Aunque ese pulmón remanente cumple sus funciones, no lo hace adecuadamente, señaló el experto. “El Papa quedó con lesiones pulmonares que se llaman bronquiectasias, que son semejantes a ‘baches’ en el asfalto, que cuando llueve el agua no corre normalmente y se queda estancada allí. Eso le pasa a ese pulmón, las secreciones que está fabricando en vez de ser expectoradas por las cilias de un epitelio pulmonar normal, quedan allí y predisponen a tener más infecciones respiratorias bacterianas con bacterias que cada vez son más resistentes porque se van acostumbrando a los distintos antibióticos que él fue recibiendo”.

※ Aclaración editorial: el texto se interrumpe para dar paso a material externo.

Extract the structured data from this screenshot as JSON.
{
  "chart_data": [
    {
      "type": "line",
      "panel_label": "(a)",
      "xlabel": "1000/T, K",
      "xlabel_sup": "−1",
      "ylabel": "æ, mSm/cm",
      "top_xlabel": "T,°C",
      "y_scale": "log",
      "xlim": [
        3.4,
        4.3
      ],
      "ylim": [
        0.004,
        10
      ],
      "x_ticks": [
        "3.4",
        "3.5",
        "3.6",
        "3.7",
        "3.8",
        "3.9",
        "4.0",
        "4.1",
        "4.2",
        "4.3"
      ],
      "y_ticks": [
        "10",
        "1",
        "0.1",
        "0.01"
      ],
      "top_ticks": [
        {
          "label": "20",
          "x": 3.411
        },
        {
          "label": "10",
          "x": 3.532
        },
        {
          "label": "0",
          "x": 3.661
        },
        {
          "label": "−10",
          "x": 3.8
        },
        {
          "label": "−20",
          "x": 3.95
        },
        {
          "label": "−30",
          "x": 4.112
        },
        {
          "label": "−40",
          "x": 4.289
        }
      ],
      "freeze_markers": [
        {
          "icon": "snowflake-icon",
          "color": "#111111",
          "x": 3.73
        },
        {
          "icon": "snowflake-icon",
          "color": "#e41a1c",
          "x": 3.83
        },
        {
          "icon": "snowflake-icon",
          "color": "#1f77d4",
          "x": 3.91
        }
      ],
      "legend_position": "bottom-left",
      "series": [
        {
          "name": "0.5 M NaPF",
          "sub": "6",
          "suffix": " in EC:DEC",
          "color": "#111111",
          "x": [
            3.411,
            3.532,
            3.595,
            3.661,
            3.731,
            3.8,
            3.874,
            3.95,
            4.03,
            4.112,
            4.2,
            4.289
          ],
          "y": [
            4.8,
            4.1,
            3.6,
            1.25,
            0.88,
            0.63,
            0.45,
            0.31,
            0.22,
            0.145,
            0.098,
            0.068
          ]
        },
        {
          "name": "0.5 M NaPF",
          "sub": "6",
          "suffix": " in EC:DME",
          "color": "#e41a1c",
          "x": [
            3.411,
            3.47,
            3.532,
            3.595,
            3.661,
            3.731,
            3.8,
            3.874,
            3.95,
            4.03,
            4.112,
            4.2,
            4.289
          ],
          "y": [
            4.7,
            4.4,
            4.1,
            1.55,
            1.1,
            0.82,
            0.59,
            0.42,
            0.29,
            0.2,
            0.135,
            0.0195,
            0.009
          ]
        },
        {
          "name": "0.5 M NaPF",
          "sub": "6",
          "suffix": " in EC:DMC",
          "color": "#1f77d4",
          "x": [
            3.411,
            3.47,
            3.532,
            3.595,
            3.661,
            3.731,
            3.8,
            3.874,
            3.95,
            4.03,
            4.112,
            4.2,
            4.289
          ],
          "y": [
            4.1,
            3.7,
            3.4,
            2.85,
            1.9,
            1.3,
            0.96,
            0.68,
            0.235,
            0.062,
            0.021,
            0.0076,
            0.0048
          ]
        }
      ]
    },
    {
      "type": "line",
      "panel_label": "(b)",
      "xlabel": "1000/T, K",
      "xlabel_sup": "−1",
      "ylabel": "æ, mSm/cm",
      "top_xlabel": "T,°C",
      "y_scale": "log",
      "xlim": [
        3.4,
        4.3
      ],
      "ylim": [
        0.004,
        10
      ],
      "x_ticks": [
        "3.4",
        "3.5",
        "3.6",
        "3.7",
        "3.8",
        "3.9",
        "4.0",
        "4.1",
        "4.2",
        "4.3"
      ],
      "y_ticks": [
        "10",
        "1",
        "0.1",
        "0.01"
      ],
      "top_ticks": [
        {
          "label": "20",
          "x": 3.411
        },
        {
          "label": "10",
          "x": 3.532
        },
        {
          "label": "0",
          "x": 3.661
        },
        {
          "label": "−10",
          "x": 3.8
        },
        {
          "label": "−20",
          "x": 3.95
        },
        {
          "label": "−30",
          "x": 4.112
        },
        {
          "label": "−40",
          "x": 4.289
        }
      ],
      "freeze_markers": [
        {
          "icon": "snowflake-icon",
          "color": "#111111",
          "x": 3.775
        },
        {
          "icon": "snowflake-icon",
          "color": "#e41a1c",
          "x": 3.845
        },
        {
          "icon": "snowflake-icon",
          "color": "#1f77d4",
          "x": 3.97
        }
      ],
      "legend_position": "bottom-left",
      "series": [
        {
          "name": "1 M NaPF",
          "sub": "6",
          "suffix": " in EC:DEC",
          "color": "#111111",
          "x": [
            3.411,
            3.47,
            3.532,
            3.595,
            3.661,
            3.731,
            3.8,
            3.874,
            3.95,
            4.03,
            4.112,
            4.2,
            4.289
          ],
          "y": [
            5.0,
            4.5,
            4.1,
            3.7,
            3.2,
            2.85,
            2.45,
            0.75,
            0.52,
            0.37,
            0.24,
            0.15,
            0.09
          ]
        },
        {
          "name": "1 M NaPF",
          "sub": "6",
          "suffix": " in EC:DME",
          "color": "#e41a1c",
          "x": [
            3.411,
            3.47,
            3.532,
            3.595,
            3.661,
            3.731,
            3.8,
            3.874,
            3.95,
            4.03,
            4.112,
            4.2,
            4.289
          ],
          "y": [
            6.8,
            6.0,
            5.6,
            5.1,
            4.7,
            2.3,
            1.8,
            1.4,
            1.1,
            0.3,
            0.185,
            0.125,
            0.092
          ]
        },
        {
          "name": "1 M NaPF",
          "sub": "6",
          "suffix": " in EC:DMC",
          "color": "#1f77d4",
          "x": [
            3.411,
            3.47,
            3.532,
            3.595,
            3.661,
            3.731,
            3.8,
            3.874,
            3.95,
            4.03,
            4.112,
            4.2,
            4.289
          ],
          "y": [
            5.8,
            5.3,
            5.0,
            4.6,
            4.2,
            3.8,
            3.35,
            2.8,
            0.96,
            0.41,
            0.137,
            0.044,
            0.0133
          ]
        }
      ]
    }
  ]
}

El médico explicó que ese “bache” poco a poco fue invadido por bacterias, las cuales no son detectadas por el sistema inmunológico y van adquiriendo inmunidad a los distintos antibióticos.
“Entonces, lo que ocurrió fue un cuadro de bacterias resistentes, un paciente muy inflamado y muy debilitado cuya médula no fabricó los glóbulos rojos necesarios ni los blancos, probablemente, para combatir esa infección. Y a pesar del tratamiento con antibióticos fue necesario transfundirle glóbulos rojos y ponerle más oxígeno en la última hospitalización”, finalizó el médico.